Applying quality control to living organisms is tricky at best – but also crucial: the quality of biopharmaceuticals has a clear impact on both safety and efficacy. And so quality assurance is typically conducted at the end of the (lengthy and costly) biomanufacturing process – but is that logical? “If the manufacturing system produces low-quality or abnormal biologics, it is hard to see whether the product quality and system operation are normal or not during the manufacturing process through conventional analytics systems,” says Sunghee Ko, Postdoctoral Associate of Jongyoon Han’s laboratory at the Massachusetts Institute of Technology. “Because of this, current quality measurements (for example, release analytics) can lead to money loss and a disruption of biologic supplies when manufacturing has problems.”
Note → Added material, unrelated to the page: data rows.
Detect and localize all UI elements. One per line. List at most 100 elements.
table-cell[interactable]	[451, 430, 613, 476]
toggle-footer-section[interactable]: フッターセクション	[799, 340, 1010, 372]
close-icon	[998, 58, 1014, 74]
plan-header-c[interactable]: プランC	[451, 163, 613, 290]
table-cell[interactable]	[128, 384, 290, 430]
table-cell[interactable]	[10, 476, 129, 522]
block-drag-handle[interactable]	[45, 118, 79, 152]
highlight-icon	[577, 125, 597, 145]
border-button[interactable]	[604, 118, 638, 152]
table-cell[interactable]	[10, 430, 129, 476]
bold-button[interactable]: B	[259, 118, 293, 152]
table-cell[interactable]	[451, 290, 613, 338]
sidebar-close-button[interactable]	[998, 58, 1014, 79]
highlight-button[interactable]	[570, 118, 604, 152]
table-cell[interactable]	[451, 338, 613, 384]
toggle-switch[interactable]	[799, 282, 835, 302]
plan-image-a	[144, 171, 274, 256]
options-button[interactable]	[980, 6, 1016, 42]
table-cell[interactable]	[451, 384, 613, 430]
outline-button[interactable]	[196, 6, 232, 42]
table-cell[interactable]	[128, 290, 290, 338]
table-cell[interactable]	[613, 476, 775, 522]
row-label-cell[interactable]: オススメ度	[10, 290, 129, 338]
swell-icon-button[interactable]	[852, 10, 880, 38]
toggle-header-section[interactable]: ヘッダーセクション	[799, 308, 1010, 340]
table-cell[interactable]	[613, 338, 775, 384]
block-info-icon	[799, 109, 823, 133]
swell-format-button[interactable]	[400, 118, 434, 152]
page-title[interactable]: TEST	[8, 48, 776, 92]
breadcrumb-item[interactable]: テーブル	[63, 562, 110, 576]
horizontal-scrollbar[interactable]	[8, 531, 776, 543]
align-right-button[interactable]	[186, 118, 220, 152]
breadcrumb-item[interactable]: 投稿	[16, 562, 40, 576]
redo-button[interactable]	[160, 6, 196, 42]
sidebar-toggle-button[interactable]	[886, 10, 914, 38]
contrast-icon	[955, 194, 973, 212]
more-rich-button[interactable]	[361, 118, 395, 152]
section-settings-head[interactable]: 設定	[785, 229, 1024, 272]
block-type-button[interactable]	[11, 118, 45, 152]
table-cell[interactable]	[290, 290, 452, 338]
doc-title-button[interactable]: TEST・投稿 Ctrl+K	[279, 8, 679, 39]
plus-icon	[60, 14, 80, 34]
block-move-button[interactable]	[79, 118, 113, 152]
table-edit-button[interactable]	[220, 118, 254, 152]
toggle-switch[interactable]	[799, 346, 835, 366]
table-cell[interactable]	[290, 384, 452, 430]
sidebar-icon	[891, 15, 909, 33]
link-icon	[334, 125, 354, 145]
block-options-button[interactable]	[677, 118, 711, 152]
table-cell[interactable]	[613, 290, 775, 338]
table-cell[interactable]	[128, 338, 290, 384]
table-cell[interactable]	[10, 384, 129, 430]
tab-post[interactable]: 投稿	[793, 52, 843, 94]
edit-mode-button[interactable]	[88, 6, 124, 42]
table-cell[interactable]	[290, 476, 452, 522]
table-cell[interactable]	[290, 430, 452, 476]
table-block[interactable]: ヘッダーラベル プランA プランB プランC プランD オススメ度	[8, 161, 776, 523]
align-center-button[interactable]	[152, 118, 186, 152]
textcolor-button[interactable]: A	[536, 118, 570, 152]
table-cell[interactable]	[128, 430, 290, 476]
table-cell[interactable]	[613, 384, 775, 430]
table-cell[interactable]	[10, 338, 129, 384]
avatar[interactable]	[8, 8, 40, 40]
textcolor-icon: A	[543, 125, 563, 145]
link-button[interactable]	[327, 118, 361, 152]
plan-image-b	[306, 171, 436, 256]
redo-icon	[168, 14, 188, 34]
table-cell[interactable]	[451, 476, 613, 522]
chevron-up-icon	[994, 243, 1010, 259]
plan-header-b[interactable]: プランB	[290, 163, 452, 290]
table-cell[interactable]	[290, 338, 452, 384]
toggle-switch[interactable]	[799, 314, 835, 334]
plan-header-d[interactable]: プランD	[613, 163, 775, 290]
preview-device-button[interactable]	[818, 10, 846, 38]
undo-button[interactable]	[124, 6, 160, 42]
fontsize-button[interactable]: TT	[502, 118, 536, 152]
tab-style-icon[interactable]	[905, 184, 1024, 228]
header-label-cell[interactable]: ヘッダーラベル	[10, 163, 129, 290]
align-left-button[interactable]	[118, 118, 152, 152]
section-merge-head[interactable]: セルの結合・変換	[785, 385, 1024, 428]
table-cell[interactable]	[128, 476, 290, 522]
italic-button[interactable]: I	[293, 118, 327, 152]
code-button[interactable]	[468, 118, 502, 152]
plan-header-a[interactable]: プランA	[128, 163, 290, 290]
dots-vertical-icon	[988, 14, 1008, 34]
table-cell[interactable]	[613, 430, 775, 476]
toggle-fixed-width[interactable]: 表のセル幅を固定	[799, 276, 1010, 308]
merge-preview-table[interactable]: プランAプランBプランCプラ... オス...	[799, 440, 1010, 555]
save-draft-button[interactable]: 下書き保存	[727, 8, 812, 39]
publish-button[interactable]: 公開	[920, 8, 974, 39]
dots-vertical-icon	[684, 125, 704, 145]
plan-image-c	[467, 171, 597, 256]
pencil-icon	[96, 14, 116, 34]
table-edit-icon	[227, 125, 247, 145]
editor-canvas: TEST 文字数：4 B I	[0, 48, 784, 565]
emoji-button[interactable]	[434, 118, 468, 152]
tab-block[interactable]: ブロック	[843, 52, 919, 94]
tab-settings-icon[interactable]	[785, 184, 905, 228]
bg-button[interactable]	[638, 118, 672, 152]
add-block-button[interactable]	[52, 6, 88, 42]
The logical solution? Monitoring biologics during the manufacturing process. Han’s lab has taken on the challenge and created a nanofluidic device that they plan to directly link to a bioreactor to monitor purity and bioactivity with high sensitivity, resolution, and speed. “This is one of the preferable monitoring methods to realize process analytical technology (PAT) defined by FDA, and allows us to respond rapidly if there is a change in bioreactor conditions that affects the quality,” says Ko.
The device is based on a series of nanoscale filters – or, to be more precise, patterned nanochannel arrays of varying depths and protein electrical potentials – that separate molecules by size (from 14–200 kDa). The team’s paper (1) demonstrated multiparameter quality monitoring of three 20µl biologic samples within 50 minutes, but also shared a prototype on-line sample-preparation system that could make at-line monitoring – and therefore real-time quality assurance of biologics – a reality.
- SH Ko et al., “Nanofluidic device for continuous multiparameter quality assurance of biologics”, Nat Nanotechnol, [Epub ahead of print] (2017). PMID: 28530715.